Sometimes a simple piece of technology is so ingenious, it makes you wish you could meet the genius that came up with that idea. Simple twisted pair wiring is just that kind of idea.
Long wires work great as antennas, picking up all kinds of static and noise from their environment. That is bad for communications, where you only want the signal from the source to get to the receiver, without all the environmental noise.
The clever trick is to use something called differential mode transmission. You send your signal on one wire, and you send an inverted copy of the signal on a second wire that is right next to the first one. At the receiver, you invert one of the signals, and then add the two together.
Any noise that is picked up by the pair of wires will be inverted in one of the wires, so that when the signals are added, the noise from one wire will exactly cancel the noise from the other wire, leaving no noise at all. In contrast, adding the two signals will double the strength of the communication you care about.
In one trick, we reduce the noise to zero, and double the signal, giving us the high “signal to noise ratio” that is the holy grail of communications engineers.
Of course, if we have a bundle of wires all carrying different signals, some of them will be closer to one wire in the pair than to another, and we get a form of noise called “crosstalk”. But twisting the pairs eliminates that, because in a short distance, any signal induced by one wire in the pair is cancelled by the second wire, which the twist has brought closer to the other pair.
Just twisting isn’t quite enough, however, since if all the pairs had the same number of twists per inch, there would still be some correlation in the signals, and some crosstalk. But if you look closely at the photo above, you will see that each pair has a different number of twists per inch.
A side benefit from differential mode transmission is that it radiates less energy in the form of radio waves into space. The nearby opposite signals absorb one another, so less power is needed to send a signal the same distance in the cable, and less interference is transmitted to other cables.
So who was the genius who came up with this idea? Did he get fabulously wealthy?
As with many of these stories, the answer is that this stunningly brilliant idea didn’t occur to someone all at once, but took many iterations over many years to take form.
Telegraph lines and early telephone lines used a single wire to send the signal. The earth was used instead of a second wire. The circuit did not actually return to the battery through the earth, there would be far too much resistance. Instead, the earth, being a big object with lots of electrons, can simply absorb or emit as many electrons as are required.
When electric trolley cars were installed next to the telegraph wires, the sparks and current changes from the trolleys acted as strong nearby noise sources, and interfered with the signals.

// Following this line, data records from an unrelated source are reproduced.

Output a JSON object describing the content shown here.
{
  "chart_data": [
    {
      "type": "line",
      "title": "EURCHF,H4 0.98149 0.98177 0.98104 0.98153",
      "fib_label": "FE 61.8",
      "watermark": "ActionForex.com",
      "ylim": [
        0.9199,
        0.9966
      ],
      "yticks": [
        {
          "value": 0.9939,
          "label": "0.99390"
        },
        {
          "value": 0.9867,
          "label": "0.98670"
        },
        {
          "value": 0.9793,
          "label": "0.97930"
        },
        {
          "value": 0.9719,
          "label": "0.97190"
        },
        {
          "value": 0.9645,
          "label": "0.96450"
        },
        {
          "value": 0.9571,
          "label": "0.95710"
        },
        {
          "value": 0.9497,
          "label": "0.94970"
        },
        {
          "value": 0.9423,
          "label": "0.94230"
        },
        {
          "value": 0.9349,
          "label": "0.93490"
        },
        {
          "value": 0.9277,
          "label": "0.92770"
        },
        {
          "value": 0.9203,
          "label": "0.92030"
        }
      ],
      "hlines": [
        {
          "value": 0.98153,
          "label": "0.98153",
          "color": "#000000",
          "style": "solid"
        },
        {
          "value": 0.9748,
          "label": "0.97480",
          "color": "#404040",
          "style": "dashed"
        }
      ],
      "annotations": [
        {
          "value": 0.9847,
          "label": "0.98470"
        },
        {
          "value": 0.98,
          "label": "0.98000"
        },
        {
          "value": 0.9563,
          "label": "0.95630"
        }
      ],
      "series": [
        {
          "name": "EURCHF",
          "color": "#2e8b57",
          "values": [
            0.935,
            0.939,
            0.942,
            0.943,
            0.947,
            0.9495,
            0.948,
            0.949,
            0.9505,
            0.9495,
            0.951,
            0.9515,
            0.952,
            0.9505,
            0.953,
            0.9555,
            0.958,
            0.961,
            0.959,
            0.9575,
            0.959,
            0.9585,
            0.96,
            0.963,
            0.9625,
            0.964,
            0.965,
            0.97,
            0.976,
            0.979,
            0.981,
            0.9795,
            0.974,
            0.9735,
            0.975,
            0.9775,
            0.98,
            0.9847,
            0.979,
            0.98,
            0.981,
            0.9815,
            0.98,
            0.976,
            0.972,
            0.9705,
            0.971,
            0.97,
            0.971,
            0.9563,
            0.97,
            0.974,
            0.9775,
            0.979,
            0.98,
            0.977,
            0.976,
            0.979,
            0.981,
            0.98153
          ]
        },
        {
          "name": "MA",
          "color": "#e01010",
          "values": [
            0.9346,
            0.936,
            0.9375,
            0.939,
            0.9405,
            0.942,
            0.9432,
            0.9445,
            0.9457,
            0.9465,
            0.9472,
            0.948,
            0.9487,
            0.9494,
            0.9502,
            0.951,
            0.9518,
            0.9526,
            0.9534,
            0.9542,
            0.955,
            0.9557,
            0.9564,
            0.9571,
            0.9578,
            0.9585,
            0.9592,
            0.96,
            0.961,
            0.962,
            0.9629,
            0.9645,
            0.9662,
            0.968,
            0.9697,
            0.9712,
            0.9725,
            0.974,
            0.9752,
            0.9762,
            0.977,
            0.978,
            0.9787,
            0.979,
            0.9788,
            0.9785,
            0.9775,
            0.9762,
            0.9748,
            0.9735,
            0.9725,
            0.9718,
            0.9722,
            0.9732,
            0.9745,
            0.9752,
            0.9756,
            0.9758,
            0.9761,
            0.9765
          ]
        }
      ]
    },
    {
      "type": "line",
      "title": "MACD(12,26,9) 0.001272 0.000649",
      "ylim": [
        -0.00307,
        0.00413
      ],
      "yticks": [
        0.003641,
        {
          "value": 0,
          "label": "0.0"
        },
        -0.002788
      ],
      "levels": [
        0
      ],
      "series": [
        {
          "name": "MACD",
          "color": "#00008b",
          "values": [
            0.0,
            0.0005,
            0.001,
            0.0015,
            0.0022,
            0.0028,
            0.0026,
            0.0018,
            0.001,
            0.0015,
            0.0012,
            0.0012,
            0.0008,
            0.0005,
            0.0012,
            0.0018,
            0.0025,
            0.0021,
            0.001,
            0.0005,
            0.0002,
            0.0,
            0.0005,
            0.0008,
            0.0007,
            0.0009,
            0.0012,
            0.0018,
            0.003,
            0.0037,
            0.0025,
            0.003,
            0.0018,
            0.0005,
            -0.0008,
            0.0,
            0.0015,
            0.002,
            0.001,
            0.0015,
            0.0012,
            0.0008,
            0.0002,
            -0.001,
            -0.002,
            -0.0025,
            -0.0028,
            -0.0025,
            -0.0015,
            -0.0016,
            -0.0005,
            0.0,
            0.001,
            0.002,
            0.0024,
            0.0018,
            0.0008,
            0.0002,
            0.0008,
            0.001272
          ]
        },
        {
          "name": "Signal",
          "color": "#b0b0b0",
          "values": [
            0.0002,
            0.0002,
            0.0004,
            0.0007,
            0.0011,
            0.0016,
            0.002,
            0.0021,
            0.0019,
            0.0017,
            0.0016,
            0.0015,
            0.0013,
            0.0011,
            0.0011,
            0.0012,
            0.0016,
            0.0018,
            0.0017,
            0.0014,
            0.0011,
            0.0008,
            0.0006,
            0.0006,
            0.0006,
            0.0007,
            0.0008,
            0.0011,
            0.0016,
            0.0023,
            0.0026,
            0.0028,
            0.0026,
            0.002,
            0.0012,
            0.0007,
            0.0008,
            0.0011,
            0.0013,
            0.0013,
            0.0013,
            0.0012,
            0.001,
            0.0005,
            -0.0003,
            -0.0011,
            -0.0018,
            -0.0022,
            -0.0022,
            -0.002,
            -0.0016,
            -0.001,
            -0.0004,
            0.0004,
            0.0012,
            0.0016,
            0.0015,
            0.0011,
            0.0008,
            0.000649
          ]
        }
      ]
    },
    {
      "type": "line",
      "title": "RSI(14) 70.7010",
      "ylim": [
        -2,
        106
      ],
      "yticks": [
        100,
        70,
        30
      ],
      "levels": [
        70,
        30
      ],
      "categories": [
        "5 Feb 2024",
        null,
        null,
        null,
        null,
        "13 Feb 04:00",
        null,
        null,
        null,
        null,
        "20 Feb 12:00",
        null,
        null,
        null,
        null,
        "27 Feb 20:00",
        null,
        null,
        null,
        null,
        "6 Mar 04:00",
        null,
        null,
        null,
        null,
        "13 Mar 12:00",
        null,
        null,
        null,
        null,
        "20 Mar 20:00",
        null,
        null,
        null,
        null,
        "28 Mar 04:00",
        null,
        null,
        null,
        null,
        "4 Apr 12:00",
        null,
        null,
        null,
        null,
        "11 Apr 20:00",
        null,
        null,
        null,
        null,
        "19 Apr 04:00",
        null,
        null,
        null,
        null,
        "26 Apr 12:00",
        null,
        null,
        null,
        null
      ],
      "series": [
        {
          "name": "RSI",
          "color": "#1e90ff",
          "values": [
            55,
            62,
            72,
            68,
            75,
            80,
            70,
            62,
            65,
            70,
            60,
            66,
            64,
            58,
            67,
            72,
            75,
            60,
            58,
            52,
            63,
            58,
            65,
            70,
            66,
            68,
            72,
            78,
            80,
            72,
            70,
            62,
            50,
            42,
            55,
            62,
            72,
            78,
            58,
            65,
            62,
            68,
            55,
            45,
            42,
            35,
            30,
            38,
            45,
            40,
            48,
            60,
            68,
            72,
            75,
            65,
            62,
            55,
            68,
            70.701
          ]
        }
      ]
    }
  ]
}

To get around this, telephone companies went to differential mode transmission, using two wires strung a couple feet apart on cross beams at the tops of poles.
This worked pretty well for trolley car interference, but as electrical power lines were installed carrying alternating current, a new source of interference came along. This was especially troublesome because the electrical wires were strung using the same poles as the telephone wires.
To get around this problem, the telephone wires were crossed every few poles. The power line interference was low frequency, so it had very long wavelengths. Crossing the phone wires every few poles had the same effect as a twisted pair for eliminating low frequency noise.
When telephone wires were bundled together, however, the noise was not just the low frequency power line noise, but higher frequency noise from the other phone signals. At this point, it made sense to twist the wires together a few times per inch instead of a few times per mile.
So now we have our familiar computer network cables, handling gigabits of information per second, all thanks to a bunch of telephone engineers solving one little problem after another.
I still hope someone got fabulously rich.